9:00 am Niels Lindquist Applying fundamentals of estuarine ecology and a novel biodegradable hardscape to enhance coastal resilience.
“Collaborative IMS-led studies of fundamental ecological processes controlling the health and growth of estuarine habitat foundation species, including oysters and saltmarsh plants, underpinned the invention of a patent-pending biodegradable hardscape broadly useful for protecting and restoring oyster and saltmarsh habitats that are critically important for coastal environmental, economic and social resilience in the age of accelerating global change impacts.”
9:20 Molly Bost Does the intertidal oyster reef optimal growth zone vary among tidal regimes?
“There is no one project design that maximizes restored oyster-reef growth rates everywhere because as tidal range increases, the elevation window where oyster reefs grow most rapidly (the optimal growth zone) decreases and expands.”
9:40 Carson Miller Examining saltmarsh transgression across upland-forest gradients to improve conservation.
“Fringing saltmarsh along high-gradient upland topography is commonly younger than AD 1950, shows little landward migration, and requires some type of erosion-control structure to maintain areal extent.  Fringing saltmarsh along low-gradient upland topography migrates landward with sea-level rise and that upland-saltmarsh boundary should not be developed if conservation of saltmarsh-area is an objective”
10:00 Jana Haddad A process-based model to predict wave attenuation across marshes.

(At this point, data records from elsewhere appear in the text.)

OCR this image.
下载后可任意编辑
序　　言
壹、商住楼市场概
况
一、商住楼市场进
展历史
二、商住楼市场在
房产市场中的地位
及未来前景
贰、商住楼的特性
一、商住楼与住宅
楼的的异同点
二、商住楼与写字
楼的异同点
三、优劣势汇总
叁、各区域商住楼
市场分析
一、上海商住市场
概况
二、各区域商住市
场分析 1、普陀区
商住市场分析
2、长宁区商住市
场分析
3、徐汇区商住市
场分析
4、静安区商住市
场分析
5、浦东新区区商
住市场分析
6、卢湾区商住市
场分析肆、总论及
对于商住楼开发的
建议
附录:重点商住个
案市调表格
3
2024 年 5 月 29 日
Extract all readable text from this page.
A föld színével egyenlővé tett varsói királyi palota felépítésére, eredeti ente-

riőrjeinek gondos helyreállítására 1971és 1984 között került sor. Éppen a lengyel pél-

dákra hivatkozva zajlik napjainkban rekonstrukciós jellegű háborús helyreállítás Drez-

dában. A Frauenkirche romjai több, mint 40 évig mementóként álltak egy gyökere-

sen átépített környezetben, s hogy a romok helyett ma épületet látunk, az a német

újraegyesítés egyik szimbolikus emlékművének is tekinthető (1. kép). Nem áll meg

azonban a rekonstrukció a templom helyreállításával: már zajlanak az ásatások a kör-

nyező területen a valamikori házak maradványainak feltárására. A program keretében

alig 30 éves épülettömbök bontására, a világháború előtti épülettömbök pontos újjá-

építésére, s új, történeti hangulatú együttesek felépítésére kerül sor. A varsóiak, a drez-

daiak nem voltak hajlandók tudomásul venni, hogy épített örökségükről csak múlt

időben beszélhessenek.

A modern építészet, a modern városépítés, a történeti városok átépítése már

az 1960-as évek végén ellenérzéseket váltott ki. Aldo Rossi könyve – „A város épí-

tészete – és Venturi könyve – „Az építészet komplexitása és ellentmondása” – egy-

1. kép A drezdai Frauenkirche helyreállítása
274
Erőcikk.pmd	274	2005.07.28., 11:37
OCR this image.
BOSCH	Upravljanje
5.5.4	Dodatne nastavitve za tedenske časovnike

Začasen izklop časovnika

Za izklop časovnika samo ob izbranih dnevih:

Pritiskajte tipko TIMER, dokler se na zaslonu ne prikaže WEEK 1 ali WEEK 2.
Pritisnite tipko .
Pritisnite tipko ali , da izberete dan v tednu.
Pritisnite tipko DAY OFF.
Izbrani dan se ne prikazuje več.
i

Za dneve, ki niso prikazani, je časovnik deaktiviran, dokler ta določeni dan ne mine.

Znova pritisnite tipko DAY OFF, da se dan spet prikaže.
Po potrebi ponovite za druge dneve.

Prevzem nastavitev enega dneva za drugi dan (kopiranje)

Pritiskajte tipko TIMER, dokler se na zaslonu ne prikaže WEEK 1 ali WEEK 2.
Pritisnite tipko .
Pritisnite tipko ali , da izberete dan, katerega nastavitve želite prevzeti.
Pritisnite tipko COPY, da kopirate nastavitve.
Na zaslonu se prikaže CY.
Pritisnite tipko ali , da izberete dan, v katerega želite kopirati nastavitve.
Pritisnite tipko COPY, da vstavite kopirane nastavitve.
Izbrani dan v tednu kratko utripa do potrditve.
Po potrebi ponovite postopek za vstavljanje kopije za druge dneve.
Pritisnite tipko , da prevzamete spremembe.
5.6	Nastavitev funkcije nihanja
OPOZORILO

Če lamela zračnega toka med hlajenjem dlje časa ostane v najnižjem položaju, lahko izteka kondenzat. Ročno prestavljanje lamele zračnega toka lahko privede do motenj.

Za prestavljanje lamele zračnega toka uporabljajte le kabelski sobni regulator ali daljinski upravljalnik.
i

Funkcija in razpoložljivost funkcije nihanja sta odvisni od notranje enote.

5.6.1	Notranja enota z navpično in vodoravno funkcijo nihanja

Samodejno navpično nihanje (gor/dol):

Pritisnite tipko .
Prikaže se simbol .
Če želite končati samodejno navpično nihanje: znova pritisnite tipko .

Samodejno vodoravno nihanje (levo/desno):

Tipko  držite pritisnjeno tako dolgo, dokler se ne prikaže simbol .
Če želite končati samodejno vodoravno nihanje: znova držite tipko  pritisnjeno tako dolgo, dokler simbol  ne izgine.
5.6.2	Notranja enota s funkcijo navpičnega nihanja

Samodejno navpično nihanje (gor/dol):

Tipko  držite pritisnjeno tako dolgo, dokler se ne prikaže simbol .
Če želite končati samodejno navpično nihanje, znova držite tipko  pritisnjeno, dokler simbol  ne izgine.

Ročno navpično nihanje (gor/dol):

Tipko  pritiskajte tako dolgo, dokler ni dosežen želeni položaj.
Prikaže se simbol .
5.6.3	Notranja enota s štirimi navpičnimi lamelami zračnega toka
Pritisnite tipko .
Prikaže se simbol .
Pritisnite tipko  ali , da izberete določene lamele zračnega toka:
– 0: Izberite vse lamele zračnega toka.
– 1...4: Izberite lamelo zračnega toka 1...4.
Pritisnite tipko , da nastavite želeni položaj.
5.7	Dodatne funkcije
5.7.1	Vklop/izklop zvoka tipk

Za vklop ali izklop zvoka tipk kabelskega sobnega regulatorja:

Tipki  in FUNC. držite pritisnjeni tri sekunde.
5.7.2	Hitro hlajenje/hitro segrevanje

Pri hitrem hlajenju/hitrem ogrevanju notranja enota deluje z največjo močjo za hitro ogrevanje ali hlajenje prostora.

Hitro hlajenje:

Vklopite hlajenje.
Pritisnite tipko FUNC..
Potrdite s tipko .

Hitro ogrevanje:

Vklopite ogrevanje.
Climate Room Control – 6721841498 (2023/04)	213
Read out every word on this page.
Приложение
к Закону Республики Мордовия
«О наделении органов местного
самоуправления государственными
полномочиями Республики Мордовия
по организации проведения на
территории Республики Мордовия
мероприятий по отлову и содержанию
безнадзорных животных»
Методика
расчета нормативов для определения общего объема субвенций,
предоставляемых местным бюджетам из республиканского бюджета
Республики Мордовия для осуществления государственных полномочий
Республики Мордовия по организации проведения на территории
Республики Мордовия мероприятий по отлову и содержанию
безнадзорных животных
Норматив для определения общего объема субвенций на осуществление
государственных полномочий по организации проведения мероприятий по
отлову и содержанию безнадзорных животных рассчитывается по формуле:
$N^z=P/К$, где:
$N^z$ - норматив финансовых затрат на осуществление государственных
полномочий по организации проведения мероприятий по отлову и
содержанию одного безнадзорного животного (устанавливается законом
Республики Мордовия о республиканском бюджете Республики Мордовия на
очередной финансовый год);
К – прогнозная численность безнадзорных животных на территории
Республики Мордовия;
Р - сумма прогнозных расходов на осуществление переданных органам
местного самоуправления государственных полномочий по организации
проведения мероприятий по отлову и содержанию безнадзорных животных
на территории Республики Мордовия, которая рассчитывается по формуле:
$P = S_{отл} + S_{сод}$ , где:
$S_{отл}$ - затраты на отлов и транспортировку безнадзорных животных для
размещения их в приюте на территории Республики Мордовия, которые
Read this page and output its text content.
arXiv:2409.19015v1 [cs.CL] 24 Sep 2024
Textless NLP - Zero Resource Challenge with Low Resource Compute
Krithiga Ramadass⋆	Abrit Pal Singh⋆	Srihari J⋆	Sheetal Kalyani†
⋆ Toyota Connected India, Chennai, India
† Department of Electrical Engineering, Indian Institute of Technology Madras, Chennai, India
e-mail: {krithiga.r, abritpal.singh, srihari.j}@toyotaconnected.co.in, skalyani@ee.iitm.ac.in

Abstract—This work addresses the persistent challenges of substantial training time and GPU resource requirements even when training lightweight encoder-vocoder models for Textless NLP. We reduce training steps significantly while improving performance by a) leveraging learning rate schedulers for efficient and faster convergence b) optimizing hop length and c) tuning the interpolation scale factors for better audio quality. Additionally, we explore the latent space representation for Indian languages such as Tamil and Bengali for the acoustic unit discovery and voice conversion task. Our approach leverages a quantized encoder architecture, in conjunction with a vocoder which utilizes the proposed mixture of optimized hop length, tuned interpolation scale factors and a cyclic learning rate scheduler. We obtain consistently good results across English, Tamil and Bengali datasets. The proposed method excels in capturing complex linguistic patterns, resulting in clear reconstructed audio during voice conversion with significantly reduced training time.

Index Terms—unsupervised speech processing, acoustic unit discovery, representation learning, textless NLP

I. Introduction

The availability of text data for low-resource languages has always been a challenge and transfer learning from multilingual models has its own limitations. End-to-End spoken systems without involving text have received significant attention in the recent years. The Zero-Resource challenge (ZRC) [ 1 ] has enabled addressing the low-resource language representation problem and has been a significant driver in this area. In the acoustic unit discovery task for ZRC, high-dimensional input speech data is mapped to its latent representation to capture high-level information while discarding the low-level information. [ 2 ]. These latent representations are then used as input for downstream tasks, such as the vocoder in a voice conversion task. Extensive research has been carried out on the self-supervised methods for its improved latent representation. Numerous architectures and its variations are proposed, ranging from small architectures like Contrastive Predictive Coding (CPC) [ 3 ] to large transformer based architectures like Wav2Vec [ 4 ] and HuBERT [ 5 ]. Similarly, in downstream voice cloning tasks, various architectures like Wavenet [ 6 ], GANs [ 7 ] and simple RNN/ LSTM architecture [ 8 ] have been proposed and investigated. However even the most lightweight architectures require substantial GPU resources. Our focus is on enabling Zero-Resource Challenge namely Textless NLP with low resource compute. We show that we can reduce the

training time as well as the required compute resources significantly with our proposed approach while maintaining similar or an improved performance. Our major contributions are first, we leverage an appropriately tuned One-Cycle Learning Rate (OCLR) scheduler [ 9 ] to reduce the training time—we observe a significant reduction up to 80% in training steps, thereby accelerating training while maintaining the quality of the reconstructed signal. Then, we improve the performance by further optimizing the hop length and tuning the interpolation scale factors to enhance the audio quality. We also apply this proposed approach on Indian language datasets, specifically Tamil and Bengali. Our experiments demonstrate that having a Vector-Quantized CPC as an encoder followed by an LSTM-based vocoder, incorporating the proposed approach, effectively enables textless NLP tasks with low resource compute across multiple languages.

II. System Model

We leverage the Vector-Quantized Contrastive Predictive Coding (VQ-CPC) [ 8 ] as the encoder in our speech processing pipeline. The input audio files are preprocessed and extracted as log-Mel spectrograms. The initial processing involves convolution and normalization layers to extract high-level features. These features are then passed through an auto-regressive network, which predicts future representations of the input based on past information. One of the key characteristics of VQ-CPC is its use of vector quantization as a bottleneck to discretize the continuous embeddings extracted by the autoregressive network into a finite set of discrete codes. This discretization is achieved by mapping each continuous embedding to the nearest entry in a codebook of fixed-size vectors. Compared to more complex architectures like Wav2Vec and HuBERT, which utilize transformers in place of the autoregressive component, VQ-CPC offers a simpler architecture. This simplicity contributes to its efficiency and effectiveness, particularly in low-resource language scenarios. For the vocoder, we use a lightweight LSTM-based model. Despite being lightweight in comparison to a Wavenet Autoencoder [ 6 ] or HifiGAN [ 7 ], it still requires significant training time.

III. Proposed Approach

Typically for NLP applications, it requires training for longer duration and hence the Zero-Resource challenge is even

“Use of natural and nature based solutions for coastal and estuarine shorelines requires the ability to predict how a vegetation canopy reduces wave energy reaching the shore. We have developed a model of wave transformation through a marsh canopy that predicts wave energy reduction of an existing marsh and can be used to better understand how different vegetation characteristics contribute to that energy reduction. “
10:20 Jessie Straub Analysis of predicted dune erosion along North Carolina barrier island shorelines.
“Accurately predicating dune erosion along the beaches of North Carolina is important because dunes provide natural protection to coastal communities from storm waves and flooding. This collaborative research shows the ADCIRC+SWAN model can be used to predict wave runup and dune erosion along the coast, while providing insights into the challenges associated with accurately predicting dune erosion.”